# Converting fluorescent light strips to DC power supply



## Totoro (Mar 14, 2007)

How do you convert a fluorescent light strip that is set up for hardwire to a DC power supply?


----------



## pl259 (Feb 27, 2006)

If I understand you correctly, you have a fluorescent light fixture that runs off of a DC voltage. In order to use the fixture on 120VAC, you can either use a DC power supply or replace the ballast. 

What voltage does the fixture currently run off of?


----------



## Totoro (Mar 14, 2007)

Thanks for your reply, actually I have a light strip that I basically want to plug into the wall. I was wondering if there was a way to strip the wires and hook it up to a DC power supply (I've done similar to wire a computer fan to plug into the wall). Sorry if I'm not using the right terms,


----------



## pl259 (Feb 27, 2006)

I can't give you specific answers without knowing the details about the light strip. All fluorescent light fixtures use a ballast. The ballast converts a specfic input voltage to the voltage and current necessary for the fluorescent bulb to light and stay lit. Some ballasts are designed to use a DC input voltage, like from a 12V battery, other ballasts are designed to work from an AC input voltage, like from your wall. 

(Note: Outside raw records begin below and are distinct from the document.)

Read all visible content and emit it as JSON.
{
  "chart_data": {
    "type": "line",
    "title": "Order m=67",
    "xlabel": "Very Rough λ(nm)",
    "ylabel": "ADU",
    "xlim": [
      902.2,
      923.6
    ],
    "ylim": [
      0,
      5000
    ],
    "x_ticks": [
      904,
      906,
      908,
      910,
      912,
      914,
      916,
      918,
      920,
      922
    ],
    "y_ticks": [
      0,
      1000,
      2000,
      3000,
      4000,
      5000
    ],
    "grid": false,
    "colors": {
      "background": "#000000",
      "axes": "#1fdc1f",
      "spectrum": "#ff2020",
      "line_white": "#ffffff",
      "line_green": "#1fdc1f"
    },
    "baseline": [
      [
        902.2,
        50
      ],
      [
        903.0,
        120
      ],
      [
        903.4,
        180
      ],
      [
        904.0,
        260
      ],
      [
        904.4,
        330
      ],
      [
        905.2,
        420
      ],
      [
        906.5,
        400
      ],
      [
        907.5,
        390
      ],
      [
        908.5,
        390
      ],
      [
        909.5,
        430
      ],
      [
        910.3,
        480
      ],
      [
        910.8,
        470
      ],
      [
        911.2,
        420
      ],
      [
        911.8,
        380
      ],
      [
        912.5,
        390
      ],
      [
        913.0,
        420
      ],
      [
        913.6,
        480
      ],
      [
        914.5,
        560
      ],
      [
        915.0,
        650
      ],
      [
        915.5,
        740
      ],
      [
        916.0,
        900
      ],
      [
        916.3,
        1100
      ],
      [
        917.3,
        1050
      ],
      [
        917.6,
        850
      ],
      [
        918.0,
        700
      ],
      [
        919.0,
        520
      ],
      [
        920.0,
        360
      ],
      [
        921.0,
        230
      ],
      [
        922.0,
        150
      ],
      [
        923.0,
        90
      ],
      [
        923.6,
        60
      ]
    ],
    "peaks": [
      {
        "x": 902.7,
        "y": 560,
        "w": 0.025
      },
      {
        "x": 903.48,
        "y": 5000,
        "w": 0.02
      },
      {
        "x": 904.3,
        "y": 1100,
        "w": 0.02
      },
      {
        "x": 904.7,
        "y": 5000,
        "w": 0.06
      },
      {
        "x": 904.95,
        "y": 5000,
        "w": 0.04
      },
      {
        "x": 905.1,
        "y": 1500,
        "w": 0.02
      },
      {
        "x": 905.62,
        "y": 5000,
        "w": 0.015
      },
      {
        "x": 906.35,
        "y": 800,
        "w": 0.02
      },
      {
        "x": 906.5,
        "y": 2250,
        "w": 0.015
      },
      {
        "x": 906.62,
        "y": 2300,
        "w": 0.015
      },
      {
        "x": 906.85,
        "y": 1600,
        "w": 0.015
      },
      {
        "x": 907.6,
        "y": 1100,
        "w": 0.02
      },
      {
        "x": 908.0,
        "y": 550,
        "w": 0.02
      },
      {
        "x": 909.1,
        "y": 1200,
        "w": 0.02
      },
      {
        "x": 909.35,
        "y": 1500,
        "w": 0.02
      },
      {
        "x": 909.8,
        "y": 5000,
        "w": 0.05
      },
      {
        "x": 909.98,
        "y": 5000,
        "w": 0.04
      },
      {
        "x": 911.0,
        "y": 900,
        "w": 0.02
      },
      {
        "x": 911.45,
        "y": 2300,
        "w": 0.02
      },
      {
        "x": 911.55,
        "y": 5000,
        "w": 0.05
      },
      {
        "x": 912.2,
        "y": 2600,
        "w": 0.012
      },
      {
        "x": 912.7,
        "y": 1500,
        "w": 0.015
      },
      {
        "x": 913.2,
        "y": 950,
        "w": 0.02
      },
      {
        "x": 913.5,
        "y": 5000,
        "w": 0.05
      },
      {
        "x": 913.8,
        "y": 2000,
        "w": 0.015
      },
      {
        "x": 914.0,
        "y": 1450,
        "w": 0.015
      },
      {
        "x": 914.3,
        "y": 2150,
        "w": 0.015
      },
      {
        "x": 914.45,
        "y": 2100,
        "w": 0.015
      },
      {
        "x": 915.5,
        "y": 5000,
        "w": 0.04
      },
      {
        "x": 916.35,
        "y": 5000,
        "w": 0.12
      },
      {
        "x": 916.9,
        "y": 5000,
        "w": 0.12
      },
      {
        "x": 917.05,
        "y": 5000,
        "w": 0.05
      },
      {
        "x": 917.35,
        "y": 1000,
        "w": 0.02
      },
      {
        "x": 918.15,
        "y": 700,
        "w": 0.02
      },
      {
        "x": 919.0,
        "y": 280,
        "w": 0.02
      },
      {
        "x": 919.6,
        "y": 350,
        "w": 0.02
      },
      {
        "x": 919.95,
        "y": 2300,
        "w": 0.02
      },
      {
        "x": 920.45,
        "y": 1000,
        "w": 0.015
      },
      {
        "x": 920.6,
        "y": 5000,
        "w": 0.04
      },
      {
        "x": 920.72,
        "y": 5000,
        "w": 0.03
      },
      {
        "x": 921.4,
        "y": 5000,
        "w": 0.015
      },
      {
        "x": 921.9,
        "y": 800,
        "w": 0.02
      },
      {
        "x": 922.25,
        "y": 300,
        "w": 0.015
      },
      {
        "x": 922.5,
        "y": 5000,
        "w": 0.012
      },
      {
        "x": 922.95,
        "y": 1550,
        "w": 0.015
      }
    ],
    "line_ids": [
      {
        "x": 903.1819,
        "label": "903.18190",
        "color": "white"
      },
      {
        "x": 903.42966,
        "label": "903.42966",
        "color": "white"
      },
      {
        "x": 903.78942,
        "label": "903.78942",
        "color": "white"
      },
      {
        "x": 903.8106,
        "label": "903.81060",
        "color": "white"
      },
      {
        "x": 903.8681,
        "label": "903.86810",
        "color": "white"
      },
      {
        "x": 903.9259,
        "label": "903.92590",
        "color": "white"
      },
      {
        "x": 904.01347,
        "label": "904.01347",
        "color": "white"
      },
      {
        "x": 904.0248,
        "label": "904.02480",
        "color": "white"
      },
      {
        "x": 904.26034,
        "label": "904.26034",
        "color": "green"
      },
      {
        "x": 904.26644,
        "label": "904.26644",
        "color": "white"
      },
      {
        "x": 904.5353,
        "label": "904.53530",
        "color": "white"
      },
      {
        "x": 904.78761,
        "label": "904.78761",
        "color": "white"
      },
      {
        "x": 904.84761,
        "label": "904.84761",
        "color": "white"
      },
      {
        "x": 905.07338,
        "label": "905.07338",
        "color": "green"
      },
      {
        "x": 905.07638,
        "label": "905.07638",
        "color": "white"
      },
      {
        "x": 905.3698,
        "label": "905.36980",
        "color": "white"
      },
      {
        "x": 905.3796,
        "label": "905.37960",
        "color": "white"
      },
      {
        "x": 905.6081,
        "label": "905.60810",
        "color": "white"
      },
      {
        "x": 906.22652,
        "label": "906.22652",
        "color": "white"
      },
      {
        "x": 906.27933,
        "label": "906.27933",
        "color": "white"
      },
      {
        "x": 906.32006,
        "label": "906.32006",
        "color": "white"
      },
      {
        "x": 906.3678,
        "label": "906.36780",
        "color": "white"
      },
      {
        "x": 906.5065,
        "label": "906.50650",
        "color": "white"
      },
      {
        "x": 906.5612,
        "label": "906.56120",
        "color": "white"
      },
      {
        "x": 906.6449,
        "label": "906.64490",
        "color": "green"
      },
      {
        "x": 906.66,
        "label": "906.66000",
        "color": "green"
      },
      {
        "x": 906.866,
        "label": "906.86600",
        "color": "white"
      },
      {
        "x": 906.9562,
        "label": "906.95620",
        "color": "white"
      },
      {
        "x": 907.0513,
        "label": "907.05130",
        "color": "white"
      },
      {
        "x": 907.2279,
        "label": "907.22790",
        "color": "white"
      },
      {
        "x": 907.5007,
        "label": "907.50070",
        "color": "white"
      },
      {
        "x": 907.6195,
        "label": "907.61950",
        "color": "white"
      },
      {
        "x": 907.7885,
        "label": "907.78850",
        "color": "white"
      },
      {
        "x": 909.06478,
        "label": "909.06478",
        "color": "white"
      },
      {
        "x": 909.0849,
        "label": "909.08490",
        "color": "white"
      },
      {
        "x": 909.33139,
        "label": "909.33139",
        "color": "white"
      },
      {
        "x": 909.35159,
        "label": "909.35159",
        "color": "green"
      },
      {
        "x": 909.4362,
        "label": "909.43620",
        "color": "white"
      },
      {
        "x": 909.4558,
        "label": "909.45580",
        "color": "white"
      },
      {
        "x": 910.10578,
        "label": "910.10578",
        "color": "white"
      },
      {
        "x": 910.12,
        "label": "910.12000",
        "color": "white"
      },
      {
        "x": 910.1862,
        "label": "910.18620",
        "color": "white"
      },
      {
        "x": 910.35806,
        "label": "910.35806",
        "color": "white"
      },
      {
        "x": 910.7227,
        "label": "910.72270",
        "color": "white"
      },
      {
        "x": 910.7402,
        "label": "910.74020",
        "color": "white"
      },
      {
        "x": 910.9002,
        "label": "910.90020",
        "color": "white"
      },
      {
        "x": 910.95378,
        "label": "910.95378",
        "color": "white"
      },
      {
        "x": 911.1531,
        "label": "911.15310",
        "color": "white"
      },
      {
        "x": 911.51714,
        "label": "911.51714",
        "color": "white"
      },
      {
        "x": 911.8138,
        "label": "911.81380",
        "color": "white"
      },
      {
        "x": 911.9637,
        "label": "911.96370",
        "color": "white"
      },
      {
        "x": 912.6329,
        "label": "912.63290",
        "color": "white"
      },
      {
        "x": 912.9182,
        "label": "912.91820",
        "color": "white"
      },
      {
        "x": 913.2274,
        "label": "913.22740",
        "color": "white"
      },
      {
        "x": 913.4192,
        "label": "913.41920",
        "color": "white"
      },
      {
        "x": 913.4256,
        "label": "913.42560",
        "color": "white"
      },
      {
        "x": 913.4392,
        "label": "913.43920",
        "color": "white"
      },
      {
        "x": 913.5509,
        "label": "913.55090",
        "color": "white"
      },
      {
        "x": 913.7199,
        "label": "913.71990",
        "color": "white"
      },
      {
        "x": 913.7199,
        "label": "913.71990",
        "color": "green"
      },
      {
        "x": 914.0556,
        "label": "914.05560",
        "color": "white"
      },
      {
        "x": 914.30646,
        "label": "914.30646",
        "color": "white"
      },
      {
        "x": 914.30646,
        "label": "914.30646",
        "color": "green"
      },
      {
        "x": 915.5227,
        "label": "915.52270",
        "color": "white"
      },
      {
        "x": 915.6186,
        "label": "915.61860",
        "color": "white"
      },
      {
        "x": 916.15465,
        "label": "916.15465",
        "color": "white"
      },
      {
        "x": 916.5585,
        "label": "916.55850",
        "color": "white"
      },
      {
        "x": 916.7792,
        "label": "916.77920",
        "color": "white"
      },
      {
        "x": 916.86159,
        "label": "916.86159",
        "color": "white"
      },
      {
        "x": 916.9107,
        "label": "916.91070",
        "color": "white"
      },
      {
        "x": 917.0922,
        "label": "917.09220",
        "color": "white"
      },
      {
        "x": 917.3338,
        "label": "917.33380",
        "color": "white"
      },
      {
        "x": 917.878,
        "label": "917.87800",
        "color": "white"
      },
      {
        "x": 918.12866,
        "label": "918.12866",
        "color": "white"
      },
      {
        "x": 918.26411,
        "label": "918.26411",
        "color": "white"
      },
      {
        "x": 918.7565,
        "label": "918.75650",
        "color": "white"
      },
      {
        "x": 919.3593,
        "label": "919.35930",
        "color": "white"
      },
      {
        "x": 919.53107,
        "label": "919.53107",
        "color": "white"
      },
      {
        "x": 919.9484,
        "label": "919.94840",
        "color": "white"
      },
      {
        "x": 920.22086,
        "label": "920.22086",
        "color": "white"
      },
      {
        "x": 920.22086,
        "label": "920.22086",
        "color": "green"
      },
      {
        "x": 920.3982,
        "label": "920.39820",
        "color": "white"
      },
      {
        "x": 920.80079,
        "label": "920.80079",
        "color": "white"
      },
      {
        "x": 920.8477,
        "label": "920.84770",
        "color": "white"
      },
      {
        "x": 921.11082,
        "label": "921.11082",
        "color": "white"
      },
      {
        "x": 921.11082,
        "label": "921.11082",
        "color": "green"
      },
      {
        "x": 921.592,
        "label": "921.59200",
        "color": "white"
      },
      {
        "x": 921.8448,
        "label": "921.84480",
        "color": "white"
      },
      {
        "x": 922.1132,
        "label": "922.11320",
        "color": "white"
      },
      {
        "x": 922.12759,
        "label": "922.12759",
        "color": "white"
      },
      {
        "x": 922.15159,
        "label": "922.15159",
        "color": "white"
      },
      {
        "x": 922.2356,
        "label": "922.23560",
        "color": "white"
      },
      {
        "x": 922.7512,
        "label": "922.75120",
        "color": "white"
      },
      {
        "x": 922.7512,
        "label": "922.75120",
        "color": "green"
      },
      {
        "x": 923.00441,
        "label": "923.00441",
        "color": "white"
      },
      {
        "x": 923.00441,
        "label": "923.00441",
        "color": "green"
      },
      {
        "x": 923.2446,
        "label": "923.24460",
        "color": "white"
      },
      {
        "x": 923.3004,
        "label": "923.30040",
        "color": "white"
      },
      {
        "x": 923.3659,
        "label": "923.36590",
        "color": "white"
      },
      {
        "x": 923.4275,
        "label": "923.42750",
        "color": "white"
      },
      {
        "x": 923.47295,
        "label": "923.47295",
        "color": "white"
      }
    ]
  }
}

Can you open up the fixture, read and post what the ballast specifications are? I wouldn't go stripping wires and hooking it up to anything, until you know what the input requirements of the ballast are.


----------



## NathanB (Jan 21, 2008)

if its just a normal fixture that is setup to be hardwired all you have to do is add a wire with a plug on it. What makes you think it needs dc power?


----------



## Toby_H (Apr 6, 2009)

AC - Alternating Current; is what your wall outlet has to offer...
DC - Direct Current; is what your car battery has to offer...

Many such strip lights are set up with the proper ballast so all you have to do is wire them to a plug and plug tyhem into the wall...

If you are not sure if yours is set up to do so, please read the information on the ballast and it should tell you what input is needed... AC - 120V is what you will get if you plug it into the wall...

If your strip light is suggesting a different input, then you will want to change the ballast. Although it may be just as cheap to just buy a new strip light that is designed for your situation. They are quite common.

If your strip light is calling for AC 120V, then you should be able to simply attach a wire w/ a plug to it and you're all set.


----------